I know it is wrong to use a function without prototype. But when I was fiddling around, I came across this strange and conflicting behavior.
test1
    #include <stdio.h>
    #include <limits.h>
    void main(){
        char c='\0';
        float f=0.0;
           xof(c,f);/* at this point implicit function declaration is 
generated as int xof(int ,double ); */ 
    }
    int xof(char c,float f)
    {
        printf("%d %f\n", c,f);
    }
Implicit function declaration would be int xof(int ,double );
error is
variablename.c:8:5: error: conflicting types for 'xof' int xof(char c,float f)

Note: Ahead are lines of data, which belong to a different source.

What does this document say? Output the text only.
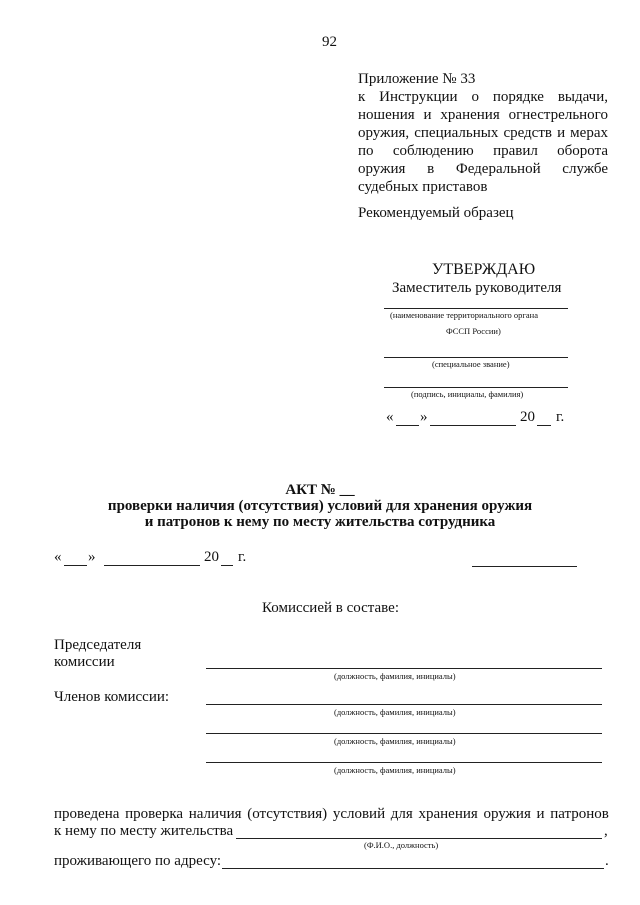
92
Приложение № 33
к Инструкции о порядке выдачи,
ношения и хранения огнестрельного
оружия, специальных средств и мерах
по соблюдению правил оборота
оружия в Федеральной службе
судебных приставов
Рекомендуемый образец
УТВЕРЖДАЮ
Заместитель руководителя
(наименование территориального органа
ФССП России)
(специальное звание)
(подпись, инициалы, фамилия)
« »	20 г.
АКТ № __
проверки наличия (отсутствия) условий для хранения оружия
и патронов к нему по месту жительства сотрудника
« »	20 г.
Комиссией в составе:
Председателя
комиссии
(должность, фамилия, инициалы)
Членов комиссии:
(должность, фамилия, инициалы)
(должность, фамилия, инициалы)
(должность, фамилия, инициалы)
проведена проверка наличия (отсутствия) условий для хранения оружия и патронов
к нему по месту жительства	,
(Ф.И.О., должность)
проживающего по адресу:	.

I understand this because implicitly generated function declaration (which defaults integer values to INT and decimals to DOUBLE) doesn't match the following function definition
test2
#include <stdio.h>
 #include <limits.h>
    void main(){
        unsigned int a =UINT_MAX;
        int b=0;
        xof(a); /* implicit function declaration should be int xof(int); */
    }
    int xof(unsigned a,int b)
    {
        printf("%d %d\n", a,b);
    }
implicit function declaration would be int xof(int); which should conflict with function definition
But this runs fine ( no error) and output is with 'a' behaving as 'int' value and 'b' has 'undefined Garbage'
-1 12260176
Could someone explain this. Thanks in advance.